Dans un communiqué émis mercredi dernier, on explique que Siemens Canada a été sélectionné à l’issue d’un appel d’offres équitable, ouvert, rigoureux et transparent, le tout sous la supervision d’un surveillant en matière d’équité indépendant et du conseil d’administration de VIA Rail. L’évaluation des soumissionnaires reposait sur le respect de l’échéancier, la qualité des produits et le prix.

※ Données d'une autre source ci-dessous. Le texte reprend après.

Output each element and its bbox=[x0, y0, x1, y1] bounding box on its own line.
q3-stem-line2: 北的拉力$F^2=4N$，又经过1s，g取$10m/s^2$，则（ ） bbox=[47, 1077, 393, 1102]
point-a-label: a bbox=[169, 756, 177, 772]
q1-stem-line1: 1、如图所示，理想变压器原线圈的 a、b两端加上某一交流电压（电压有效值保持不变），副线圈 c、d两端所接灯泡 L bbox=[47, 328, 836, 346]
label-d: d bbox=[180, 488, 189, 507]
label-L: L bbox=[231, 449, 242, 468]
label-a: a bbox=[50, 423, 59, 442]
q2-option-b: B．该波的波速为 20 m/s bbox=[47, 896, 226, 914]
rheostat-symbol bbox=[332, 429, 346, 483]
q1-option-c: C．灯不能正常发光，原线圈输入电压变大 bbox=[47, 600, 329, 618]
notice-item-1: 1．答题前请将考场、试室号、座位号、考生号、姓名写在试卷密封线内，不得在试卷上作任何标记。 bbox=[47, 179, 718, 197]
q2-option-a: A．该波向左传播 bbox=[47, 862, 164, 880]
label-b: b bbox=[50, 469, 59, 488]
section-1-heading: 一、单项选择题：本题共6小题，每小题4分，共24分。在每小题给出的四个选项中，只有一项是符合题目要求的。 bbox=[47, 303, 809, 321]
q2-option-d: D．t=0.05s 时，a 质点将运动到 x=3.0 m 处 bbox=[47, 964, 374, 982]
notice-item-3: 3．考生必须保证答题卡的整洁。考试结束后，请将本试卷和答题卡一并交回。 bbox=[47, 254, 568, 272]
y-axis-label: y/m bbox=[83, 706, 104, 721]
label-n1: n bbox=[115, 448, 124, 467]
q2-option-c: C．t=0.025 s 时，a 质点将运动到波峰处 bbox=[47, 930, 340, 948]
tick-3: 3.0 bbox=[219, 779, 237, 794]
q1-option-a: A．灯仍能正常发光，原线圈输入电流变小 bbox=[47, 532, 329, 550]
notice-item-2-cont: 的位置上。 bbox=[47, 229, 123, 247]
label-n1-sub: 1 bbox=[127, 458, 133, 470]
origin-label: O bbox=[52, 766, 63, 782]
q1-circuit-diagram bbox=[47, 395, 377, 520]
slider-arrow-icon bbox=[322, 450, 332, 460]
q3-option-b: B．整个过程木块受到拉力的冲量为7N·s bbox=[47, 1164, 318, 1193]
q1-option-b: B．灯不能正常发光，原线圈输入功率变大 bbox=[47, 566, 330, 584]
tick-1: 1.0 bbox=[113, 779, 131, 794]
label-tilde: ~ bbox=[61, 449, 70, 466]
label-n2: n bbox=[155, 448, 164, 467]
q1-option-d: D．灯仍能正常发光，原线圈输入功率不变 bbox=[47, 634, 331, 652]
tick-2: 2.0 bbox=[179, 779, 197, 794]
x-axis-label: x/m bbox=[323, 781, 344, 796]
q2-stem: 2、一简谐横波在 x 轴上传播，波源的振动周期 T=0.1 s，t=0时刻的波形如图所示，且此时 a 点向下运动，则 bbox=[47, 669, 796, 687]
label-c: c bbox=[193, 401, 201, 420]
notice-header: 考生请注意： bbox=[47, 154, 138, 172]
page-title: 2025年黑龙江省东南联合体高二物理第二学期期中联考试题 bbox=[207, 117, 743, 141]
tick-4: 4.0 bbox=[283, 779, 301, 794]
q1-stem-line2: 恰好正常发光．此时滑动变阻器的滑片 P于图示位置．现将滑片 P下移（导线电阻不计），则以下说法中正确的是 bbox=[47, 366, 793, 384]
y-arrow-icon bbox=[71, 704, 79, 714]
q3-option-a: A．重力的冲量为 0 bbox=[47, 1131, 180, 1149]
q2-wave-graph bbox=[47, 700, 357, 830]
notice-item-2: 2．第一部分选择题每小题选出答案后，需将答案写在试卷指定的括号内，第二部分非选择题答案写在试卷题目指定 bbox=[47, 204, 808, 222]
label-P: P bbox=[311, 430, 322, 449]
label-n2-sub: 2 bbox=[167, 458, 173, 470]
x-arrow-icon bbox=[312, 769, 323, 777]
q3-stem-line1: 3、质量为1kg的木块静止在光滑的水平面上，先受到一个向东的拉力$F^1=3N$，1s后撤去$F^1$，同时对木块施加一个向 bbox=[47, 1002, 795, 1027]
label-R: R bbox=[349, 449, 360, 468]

VIA Rail commencera à retirer une partie de sa flotte en 2019, de sorte que le respect de l’échéancier se voulait un critère essentiel pour conserver le niveau de service et les emplois actuels dans le corridor Québec-Windsor.

Déception

Même si on anticipait la décision de VIA Rail, la déception n’en demeure pas moins vive dans la région, tant chez les dirigeants, les employés et les sous-traitants de Bombardier que dans la classe politique régionale et provinciale. L’absence de contenu local, surtout dans un contrat alloué par une société d’état canadienne, est l’élément qui choque le plus les divers intervenants: «Il est inconcevable que l’appel d’offres pour un train qui passera dans deux capitales nationales n’ait pas fait l’objet de mesures visant à assurer un maximum de retombées locales et l’utilisation de haute technologie canadienne, dans le respect des obligations internationales du Canada» déplore-t-on chez Bombardier Transport.

À La Pocatière, les employés de l’usine Bombardier doivent être très déçus, même s’ils anticipaient cette décision de VIA RAIL; le seul contrat d’envergure actuellement en cours, celui des voitures Azur du métro de Montréal, représente environ 170 emplois et prendra fin en 2021.